Graphs are Sexy (and Bow-Ties are Cool)
“I can’t thank Facebook and Google enough for making the terms ‘social graph’ and ‘graph search’ and ‘knowledge graph’ popular.”
I’m talking to Dr. Jim Webber about Neo4j, the highly scalable open source graph database that is powering both oil producers in Scandinavia and silicon roundabout startups.
Facebook’s controversial Graph Search feature has been two years in the making, and was announced live last month. Facebook has on average one billion new posts added every day, with their posts index containing more than one trillion total posts, altogether comprising hundreds of terabytes of data. Graph Search indexes this data and returns real-time results to queries.
Dr. Webber – Chief Scientist for Neo4j – is frank about how the major players’ adoption of graphs have meant more attention for graph databases.
“I think they have done a lot of PR for graphs we couldn’t have managed as a smaller company. A lot of people draw inspiration from what those guys are doing, and would like to try and replicate some of those features in their own systems.”

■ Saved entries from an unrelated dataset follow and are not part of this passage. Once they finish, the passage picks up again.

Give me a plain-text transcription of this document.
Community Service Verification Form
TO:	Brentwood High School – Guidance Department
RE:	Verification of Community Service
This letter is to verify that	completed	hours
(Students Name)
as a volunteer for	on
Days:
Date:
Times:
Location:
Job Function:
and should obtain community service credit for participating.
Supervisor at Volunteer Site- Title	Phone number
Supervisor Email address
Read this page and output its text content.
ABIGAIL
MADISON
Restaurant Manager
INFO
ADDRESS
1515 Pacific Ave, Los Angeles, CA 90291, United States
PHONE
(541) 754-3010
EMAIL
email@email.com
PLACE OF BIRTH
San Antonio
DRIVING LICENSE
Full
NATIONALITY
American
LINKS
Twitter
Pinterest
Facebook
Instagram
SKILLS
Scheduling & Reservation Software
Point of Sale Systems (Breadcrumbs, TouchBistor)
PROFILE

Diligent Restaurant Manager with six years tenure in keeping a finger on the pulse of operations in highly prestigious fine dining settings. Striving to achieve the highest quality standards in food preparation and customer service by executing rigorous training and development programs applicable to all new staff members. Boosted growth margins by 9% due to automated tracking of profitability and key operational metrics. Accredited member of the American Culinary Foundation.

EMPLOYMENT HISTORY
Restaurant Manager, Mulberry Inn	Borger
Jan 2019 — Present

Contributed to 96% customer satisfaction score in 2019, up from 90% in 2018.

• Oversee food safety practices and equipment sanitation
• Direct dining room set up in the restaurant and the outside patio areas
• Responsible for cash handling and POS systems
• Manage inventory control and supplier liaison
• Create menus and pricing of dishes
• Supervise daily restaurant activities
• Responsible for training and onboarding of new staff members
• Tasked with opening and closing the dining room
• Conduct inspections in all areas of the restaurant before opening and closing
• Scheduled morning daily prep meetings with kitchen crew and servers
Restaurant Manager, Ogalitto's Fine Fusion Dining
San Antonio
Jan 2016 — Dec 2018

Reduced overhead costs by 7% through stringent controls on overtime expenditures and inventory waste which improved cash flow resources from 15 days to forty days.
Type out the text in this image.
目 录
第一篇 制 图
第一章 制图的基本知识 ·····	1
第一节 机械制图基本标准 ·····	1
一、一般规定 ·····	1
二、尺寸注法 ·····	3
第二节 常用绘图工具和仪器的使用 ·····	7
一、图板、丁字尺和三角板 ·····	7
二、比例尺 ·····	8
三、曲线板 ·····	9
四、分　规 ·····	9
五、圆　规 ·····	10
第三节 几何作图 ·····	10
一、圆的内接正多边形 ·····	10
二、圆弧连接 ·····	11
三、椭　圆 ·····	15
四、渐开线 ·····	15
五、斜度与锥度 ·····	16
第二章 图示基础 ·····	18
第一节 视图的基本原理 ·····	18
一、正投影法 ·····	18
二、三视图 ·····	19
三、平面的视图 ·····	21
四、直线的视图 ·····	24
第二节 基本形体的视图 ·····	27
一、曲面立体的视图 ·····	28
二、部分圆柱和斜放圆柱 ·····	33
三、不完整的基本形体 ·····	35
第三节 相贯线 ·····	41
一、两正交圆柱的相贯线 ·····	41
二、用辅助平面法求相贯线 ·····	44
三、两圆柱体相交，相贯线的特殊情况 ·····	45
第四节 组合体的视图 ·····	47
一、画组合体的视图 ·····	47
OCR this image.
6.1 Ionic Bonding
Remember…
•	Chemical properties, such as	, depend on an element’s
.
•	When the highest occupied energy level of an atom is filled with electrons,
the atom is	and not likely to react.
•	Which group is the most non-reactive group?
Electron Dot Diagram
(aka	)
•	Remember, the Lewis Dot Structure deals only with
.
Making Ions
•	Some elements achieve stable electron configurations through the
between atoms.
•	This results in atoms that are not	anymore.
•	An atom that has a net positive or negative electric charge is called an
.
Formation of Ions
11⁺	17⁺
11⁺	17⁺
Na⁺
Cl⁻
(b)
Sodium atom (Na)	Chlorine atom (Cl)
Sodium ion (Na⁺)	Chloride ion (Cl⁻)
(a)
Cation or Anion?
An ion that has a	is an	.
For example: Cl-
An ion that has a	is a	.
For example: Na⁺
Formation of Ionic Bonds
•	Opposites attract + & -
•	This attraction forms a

But he’s quick to point out that Neo4j has been around a long time, longer than Facebook’s graph team have, and they have burned a lot of shoe leather in getting graph databases out there into the mainstream — and not just for social media startups.
To the uninitiated, a graph database is literally a database storing data in a graph, the most generic of data structures, capable of elegantly representing any kind of data in a highly accessible way. In a graph, every element contains a direct pointer to its adjacent element, avoiding costly global index lookups.
But who would use a graph database? Anyone and everyone who has connected data. From a two person bootstrapping social networking tech startup in someone’s shed, to Global 500 companies including HP and Cisco. Graph databases are being implemented by everyone from high profile blue chip organizations to what Dr. Webber refers to as the “the startup end of the spectrum.”
When people ask why they would want to use a graph database like Neo4j over a more traditional database, they only need to look as far as Shutl. Shutl are a London-based technology start-up (recently acquired by eBay), offering same day delivery within minutes of purchase or delivery in any one hour slot on a day of the customers choice.
From a service user point of view, the change in database for Shutl wasn’t about having an answer 10 milliseconds faster, because as Dr. Webber points out, in human time you can’t really tell the difference, but all of those additional milliseconds that were available to the database meant that customers were able to get a far richer experience. Shutl used the extra headroom from working in a graph to deliver customers 50 delivery options, compared to just one.